Asta Gröting

Fassade
2019, Installation in wax,
85 ⨉ 70 ⨉ 5 cm

 

About the Work

The Archaeological Metaphor

I am working on the assumption that our psychical mechanism has come into being by a process of stratification: the material present in the form of memory traces being subject from time to time to a re-arrangement in accordance with fresh circumstances – to a re-transcription. Thus what is essentially new about my theory is the thesis that memory is present not once but several times over.

– Sigmund Freud Letter to Wilhelm Fliess, December 6, 1896

Moving on from her long association with ventriloquism in which the hollow doll became an instrument to explore the awkward, perhaps shameful feelings we cannot easily voice to each other, Gröting now gives her attention to the inner voice of the holes, scars and histories transcribed on the architectural surfaces of buildings in her city. 

How do these memory traces speak to us and how do we speak to them? It is certain that my conversation will be very different from your conversation.

The uncanny installations that make up BERLIN FACADES resemble a sculptural, slow-exposure photograph, pushing through the 20th century into the 21st in one simultaneous moment. 

Where were we then; where are we now?  

In a bold conceptual strike, Gröting embodies /embalms both trauma and time in a ghostly silicone skin. It is a forensic procedure. Peeling off these memory traces resembles the taking of fingerprints after a crime has been committed. My eyes stare in to the bullet and canon holes and the holes stare right back in to my own psychic holes.  In Gröting’s words: “I want to look from inside these destroyed walls and facades into the world – as if I could see my own face staring back at me.” 

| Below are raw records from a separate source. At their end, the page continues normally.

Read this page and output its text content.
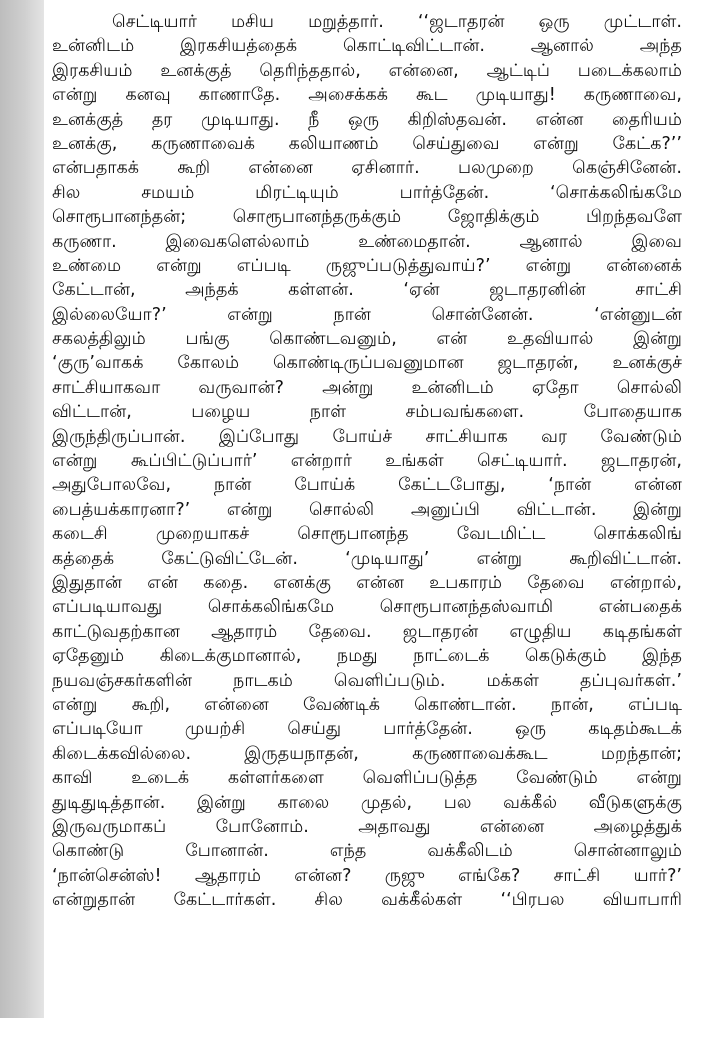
செட்டியார் மசிய மறுத்தார். ‘‘ஜடாதரன் ஒரு முட்டாள்.
உன்னிடம் இரகசியத்தைக் கொட்டிவிட்டான். ஆனால் அந்த
இரகசியம் உனக்குத் தெரிந்ததால், என்னை, ஆட்டிப் படைக்கலாம்
என்று கனவு காணாதே. அசைக்கக் கூட முடியாது! கருணாவை,
உனக்குத் தர முடியாது. நீ ஒரு கிறிஸ்தவன். என்ன தைரியம்
உனக்கு, கருணாவைக் கலியாணம் செய்துவை என்று கேட்க?’’
என்பதாகக் கூறி என்னை ஏசினார். பலமுறை கெஞ்சினேன்.
சில சமயம் மிரட்டியும் பார்த்தேன். ‘சொக்கலிங்கமே
சொரூபானந்தன்; சொரூபானந்தருக்கும் ஜோதிக்கும் பிறந்தவளே
கருணா. இவைகளெல்லாம் உண்மைதான். ஆனால் இவை
உண்மை என்று எப்படி ருஜுப்படுத்துவாய்?’ என்று என்னைக்
கேட்டான், அந்தக் கள்ளன். ‘ஏன் ஜடாதரனின் சாட்சி
இல்லையோ?’ என்று நான் சொன்னேன். ‘என்னுடன்
சகலத்திலும் பங்கு கொண்டவனும், என் உதவியால் இன்று
‘குரு’வாகக் கோலம் கொண்டிருப்பவனுமான ஜடாதரன், உனக்குச்
சாட்சியாகவா வருவான்? அன்று உன்னிடம் ஏதோ சொல்லி
விட்டான், பழைய நாள் சம்பவங்களை. போதையாக
இருந்திருப்பான். இப்போது போய்ச் சாட்சியாக வர வேண்டும்
என்று கூப்பிட்டுப்பார்’ என்றார் உங்கள் செட்டியார். ஜடாதரன்,
அதுபோலவே, நான் போய்க் கேட்டபோது, ‘நான் என்ன
பைத்யக்காரனா?’ என்று சொல்லி அனுப்பி விட்டான். இன்று
கடைசி முறையாகச் சொரூபானந்த வேடமிட்ட சொக்கலிங்
கத்தைக் கேட்டுவிட்டேன். ‘முடியாது’ என்று கூறிவிட்டான்.
இதுதான் என் கதை. எனக்கு என்ன உபகாரம் தேவை என்றால்,
எப்படியாவது சொக்கலிங்கமே சொரூபானந்தஸ்வாமி என்பதைக்
காட்டுவதற்கான ஆதாரம் தேவை. ஜடாதரன் எழுதிய கடிதங்கள்
ஏதேனும் கிடைக்குமானால், நமது நாட்டைக் கெடுக்கும் இந்த
நயவஞ்சகர்களின் நாடகம் வெளிப்படும். மக்கள் தப்புவர்கள்.’
என்று கூறி, என்னை வேண்டிக் கொண்டான். நான், எப்படி
எப்படியோ முயற்சி செய்து பார்த்தேன். ஒரு கடிதம்கூடக்
கிடைக்கவில்லை. இருதயநாதன், கருணாவைக்கூட மறந்தான்;
காவி உடைக் கள்ளர்களை வெளிப்படுத்த வேண்டும் என்று
துடிதுடித்தான். இன்று காலை முதல், பல வக்கீல் வீடுகளுக்கு
இருவருமாகப் போனோம். அதாவது என்னை அழைத்துக்
கொண்டு போனான். எந்த வக்கீலிடம் சொன்னாலும்
‘நான்சென்ஸ்! ஆதாரம் என்ன? ருஜு எங்கே? சாட்சி யார்?’
என்றுதான் கேட்டார்கள். சில வக்கீல்கள் ‘‘பிரபல வியாபாரி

Gröting’s ongoing sculptural conversation between interiors and exteriors across a number of media, her absolute preoccupation with the ways in which the invisible can technically be rendered visible – (a task usually pursued by poets) – makes her uniquely placed to land inside these cracked, pierced, damaged walls. 

As I stand before these facades, re-transcribed by Gröting in silicone, how am I being invited to read their expression and repression? I am reminded that the function of skin is to protect my body from damage. Furthermore, if skin can access my mood and physical state, it can also bring to the surface any number of turbulent emotions –the historical and personal represented in visible marks and traces. This is why most of us give a great deal of attention to concealing our own facades. Let me tell you that every time I type the word-facade – (also meaning a deceptive outward appearance), my spell-check changes this word to face – a blunt, literal robo-correction, but it is not incorrect. A facade is the face of a building. 

There is in English the phrase to be stony faced (literally, to have the face of a stone) – meaning to reveal nothing of our inner thoughts, to show no emotion. Yet, as we know, our facades do eventually crumble, and when that happens, we are unmasked to reveal our concealed histories.

To return to Freud’s archeological metaphor, in which with great care and patience, the buried “objects” of the past are gradually uncovered and brought to the surface, it would seem that Gröting, in re-transcribing these historical and architectural memory traces (blurring, smudging, smearing still intact) has excavated both past and present, conserving and reconstructing our relations to them. 

– Deborah Levy, 2016

 
 

About the Artist

Asta Gröting (born in Herford, Germany, in 1961) is a contemporary artist. She works in a variety of media like sculpture, performance, and video. Her work has been shown in solo exhibitions at KINDL - Centre for Contemporary Art Berlin, the Kunstraum Dornbirn, the Neuer Berliner Kunstverein, the LENTOS Art Museum in Linz, and the Henry Moore Sculpture Institute, among others. She has also participated in international group exhibitions at venues including the Maas Museum in Sydney, the German Hygiene Museum in Dresden, the Hartware Medienkunstverein Dortmund, and the 22nd Bienal de São Paulo. Gröting's works often present ordinary, familiar elements, where the viewer's attention is drawn towards their material transformation, caused by the exaggeration of the familiar. In Gröting's work there is a focus on what is not visible, like the inner voice, the space between lovers having sex, the digestive system, or the inside of holes made by bullets, and the ways in which the invisible can be brought to the surface. She is currently a professor at the Braunschweig University of Art.